There are numerous reports on the AI talent shortage. Some estimate that there are perhaps 300,000 AI experts worldwide but millions of open positions. Another report says the number of jobs requiring AI has increased by 450 % since 2013.
Whatever the real numbers are, companies investing in AI are feeling the competition when trying to secure talent.
Most business leaders see AI as fundamental to the future; 72% called it a “business advantage” in an Adobe study. Adobe also found that 47% of digitally mature organisations, or those that have advanced digital practices, say they have a defined AI strategy.
A significant reason why businesses want more AI in the workplace is financial gain. Forrester reports that by 2020, insights-driven businesses will steal $1.2 trillion per annum from their less-informed peers. AI provides a competitive, financially-lucrative advantage to companies that turn their attention to it.
Many businesses also note Google’s new “AI-first” approach. Shifting from dedicating itself to mobile-first, Google is now looking at AI as the innovative solution to its suite of products.
Whatever the motivation, whether it be financial or competitiveness, global businesses are trying to arm AI teams, and hitting a block due to the skills gap.
What many don’t realise, however, is that building the perfect AI team isn’t just about data scientists. Here’s why you need to think outside the box when assembling your AI team.
It would be great to find that data science unicorn – but trying to find one data scientist that can do everything is a highly unlikely scenario. Not to mention that that candidate would be incredibly expensive.
Companies that can find an “AI architect” really hit the jackpot, but that position is incredibly difficult to fill. Instead, many companies are combining the skills of data engineers, data scientists, and software engineers to create a robust AI team.
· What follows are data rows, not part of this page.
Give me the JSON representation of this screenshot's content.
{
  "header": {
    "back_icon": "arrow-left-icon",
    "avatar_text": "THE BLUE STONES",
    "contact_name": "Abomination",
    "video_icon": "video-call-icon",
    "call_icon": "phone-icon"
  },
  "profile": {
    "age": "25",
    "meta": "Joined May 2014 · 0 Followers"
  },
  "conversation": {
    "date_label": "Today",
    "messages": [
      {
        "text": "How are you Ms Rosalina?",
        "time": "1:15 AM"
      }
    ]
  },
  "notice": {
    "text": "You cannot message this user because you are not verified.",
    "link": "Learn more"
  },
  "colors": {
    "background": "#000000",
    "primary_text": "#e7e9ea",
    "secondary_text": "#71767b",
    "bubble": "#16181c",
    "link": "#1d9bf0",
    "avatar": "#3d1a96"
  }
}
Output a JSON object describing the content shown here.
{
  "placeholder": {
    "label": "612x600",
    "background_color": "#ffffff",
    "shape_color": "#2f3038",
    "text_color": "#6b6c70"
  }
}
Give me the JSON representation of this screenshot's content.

Businesses need a data engineer first to organise the data. Then a general data scientist who can test and adapt algorithms. And lastly, a software engineer who can implement the applications. Depending on the company’s needs, there may be more than one of each of these positions.
It’s interesting to note that a few years back, organisations building AI teams first looked to PhDs to lead the charge. Candidates skilled with a PhD in data science are clearly still in demand, but a shift has taken place. CIOs now want candidates who convert learning algorithms to business value.
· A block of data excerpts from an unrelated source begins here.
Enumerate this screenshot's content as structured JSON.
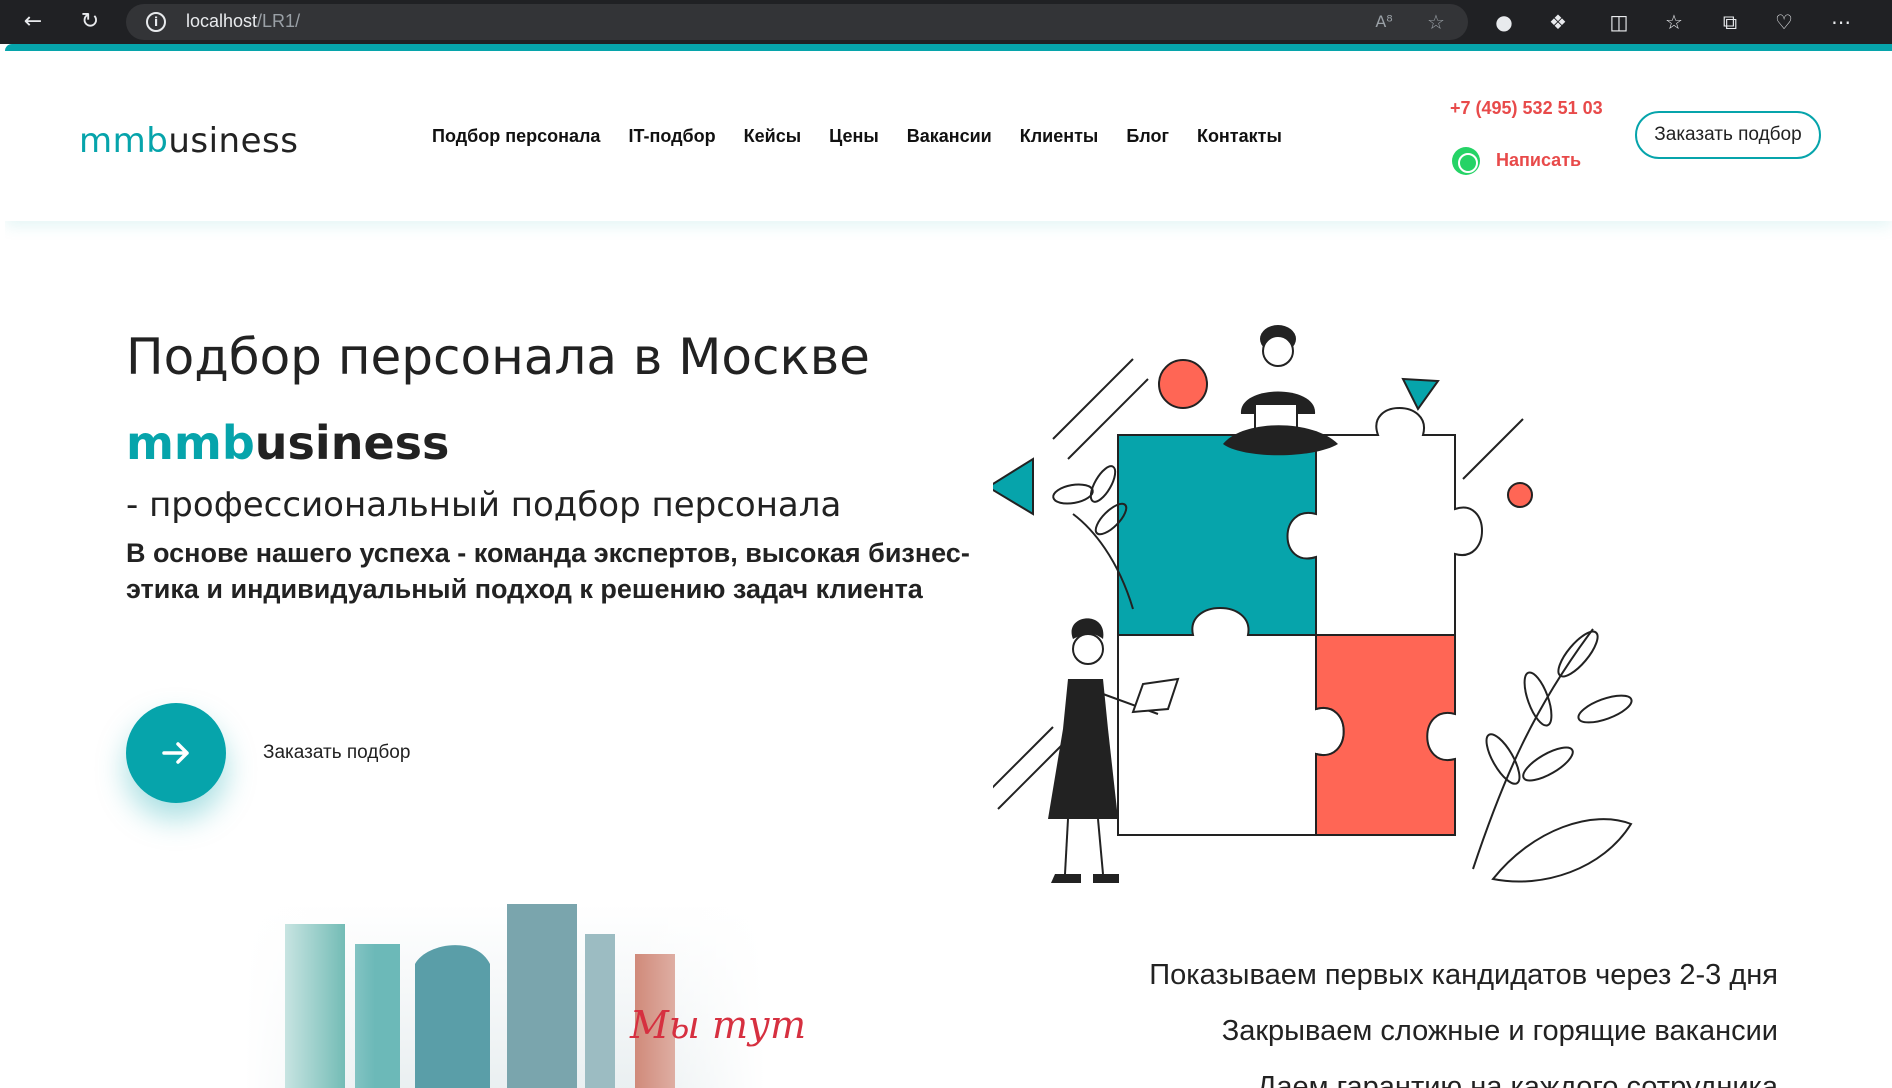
{
  "browser": {
    "url_host": "localhost",
    "url_path": "/LR1/"
  },
  "header": {
    "logo_accent": "mmb",
    "logo_rest": "usiness",
    "nav": [
      "Подбор персонала",
      "IT-подбор",
      "Кейсы",
      "Цены",
      "Вакансии",
      "Клиенты",
      "Блог",
      "Контакты"
    ],
    "phone": "+7 (495) 532 51 03",
    "write_label": "Написать",
    "order_button": "Заказать подбор"
  },
  "hero": {
    "title": "Подбор персонала в Москве",
    "brand_accent": "mmb",
    "brand_rest": "usiness",
    "subtitle": "- профессиональный подбор персонала",
    "text": "В основе нашего успеха - команда экспертов, высокая бизнес-этика и индивидуальный подход к решению задач клиента",
    "cta_label": "Заказать подбор"
  },
  "lower": {
    "photo_caption": "Мы тут",
    "features": [
      "Показываем первых кандидатов через 2-3 дня",
      "Закрываем сложные и горящие вакансии",
      "Даем гарантию на каждого сотрудника"
    ]
  },
  "colors": {
    "accent": "#06a4ab",
    "red": "#e84a4a",
    "coral": "#ff6655",
    "text": "#222222"
  }
}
Given this, more CIOs are assembling blended teams that can tackle collecting the right data, building the right models, and using these to make the right business decisions.
A successful AI team does not only include data scientists and software engineers, though those positions certainly lead the team. More AI teams are adding project managers, marketers, and UX/UI staff to round out the team. The idea here is that while data scientists and engineers have the technical skill sets, the other positions fully understand the product.
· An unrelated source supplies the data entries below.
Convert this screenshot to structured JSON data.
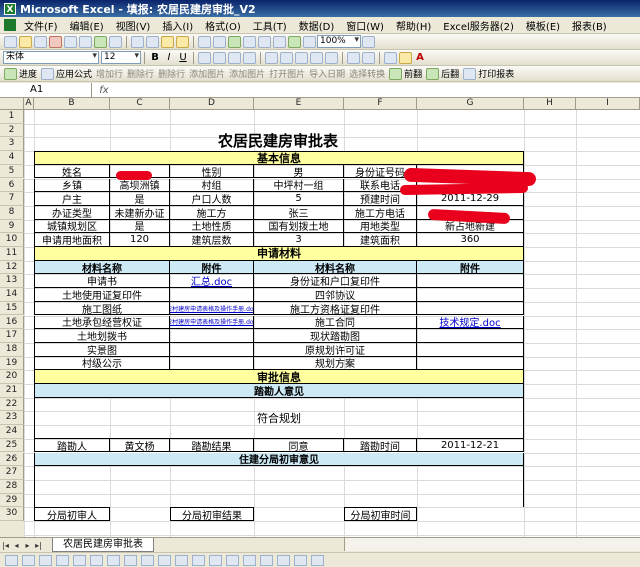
{
  "app": {
    "title": "Microsoft Excel - 填报: 农居民建房审批_V2",
    "icon": "excel-icon"
  },
  "menu": [
    "文件(F)",
    "编辑(E)",
    "视图(V)",
    "插入(I)",
    "格式(O)",
    "工具(T)",
    "数据(D)",
    "窗口(W)",
    "帮助(H)",
    "Excel服务器(2)",
    "模板(E)",
    "报表(B)"
  ],
  "toolbar": {
    "zoom": "100%",
    "font": "宋体",
    "font_size": "12"
  },
  "custom_toolbar": {
    "items": [
      "进度",
      "应用公式",
      "增加行",
      "删除行",
      "删除行",
      "添加图片",
      "添加图片",
      "打开图片",
      "导入日期",
      "选择转换"
    ],
    "right_items": [
      "前翻",
      "后翻",
      "打印报表"
    ]
  },
  "name_box": "A1",
  "fx_label": "fx",
  "columns": [
    "A",
    "B",
    "C",
    "D",
    "E",
    "F",
    "G",
    "H",
    "I"
  ],
  "rows": [
    "1",
    "2",
    "3",
    "4",
    "5",
    "6",
    "7",
    "8",
    "9",
    "10",
    "11",
    "12",
    "13",
    "14",
    "15",
    "16",
    "17",
    "18",
    "19",
    "20",
    "21",
    "22",
    "23",
    "24",
    "25",
    "26",
    "27",
    "28",
    "29",
    "30"
  ],
  "sheet": {
    "title": "农居民建房审批表",
    "sections": {
      "basic": "基本信息",
      "materials": "申请材料",
      "review": "审批信息",
      "survey": "踏勘人意见",
      "initial_review": "住建分局初审意见"
    },
    "basic_info": [
      [
        "姓名",
        "",
        "性别",
        "男",
        "身份证号码",
        ""
      ],
      [
        "乡镇",
        "高坝洲镇",
        "村组",
        "中坪村一组",
        "联系电话",
        ""
      ],
      [
        "户主",
        "是",
        "户口人数",
        "5",
        "预建时间",
        "2011-12-29"
      ],
      [
        "办证类型",
        "未建新办证",
        "施工方",
        "张三",
        "施工方电话",
        ""
      ],
      [
        "城镇规划区",
        "是",
        "土地性质",
        "国有划拨土地",
        "用地类型",
        "新占地新建"
      ],
      [
        "申请用地面积",
        "120",
        "建筑层数",
        "3",
        "建筑面积",
        "360"
      ]
    ],
    "materials_headers": [
      "材料名称",
      "附件",
      "材料名称",
      "附件"
    ],
    "materials": [
      [
        "申请书",
        "汇总.doc",
        "身份证和户口复印件",
        ""
      ],
      [
        "土地使用证复印件",
        "",
        "四邻协议",
        ""
      ],
      [
        "施工图纸",
        "农村建房申请表格及操作手册.doc",
        "施工方资格证复印件",
        ""
      ],
      [
        "土地承包经营权证",
        "农村建房申请表格及操作手册.doc",
        "施工合同",
        "技术规定.doc"
      ],
      [
        "土地划拨书",
        "",
        "现状踏勘图",
        ""
      ],
      [
        "实景图",
        "",
        "原规划许可证",
        ""
      ],
      [
        "村级公示",
        "",
        "规划方案",
        ""
      ]
    ],
    "survey_opinion": "符合规划",
    "survey_row": [
      "踏勘人",
      "黄文杨",
      "踏勘结果",
      "同意",
      "踏勘时间",
      "2011-12-21"
    ],
    "initial_row": [
      "分局初审人",
      "分局初审结果",
      "分局初审时间"
    ]
  },
  "sheet_tab": "农居民建房审批表",
  "colors": {
    "section": "#ffffa0",
    "subheader": "#cde9f6",
    "redaction": "#e8001c",
    "link": "#0000cc"
  }
}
Marketers, for example, understand consumer demand. They have extensive knowledge of buyer personas, the market landscape, and competitor’s value. This intelligence can help to shape the AI product or service, ensuring it appeals to the market.
Businesses using AI for personalisation should have a marketer working with the AI team. The consumer demand for personalisation in numerous aspects is growing, and marketers have a strong understanding of this want. AI teams that work in silos, without the input from other positions, may find themselves missing the mark.
Although data positions still lead AI teams, companies are beginning to see the value of pairing the team with other departments. To fill these positions, businesses are working with universities and bootcamps to recruit top talent. Organisations are also working to upskill current employees to fill vacancies on AI teams.
Globally, companies are pushing more resources into AI. Forrester notes that investment in AI will increase more than 300% over the next year. The insights and data-driven decision-making capabilities AI provides are incredibly valuable.
Given that, competition for AI talent will continue, though how AI teams are formed will likely take a blended approach.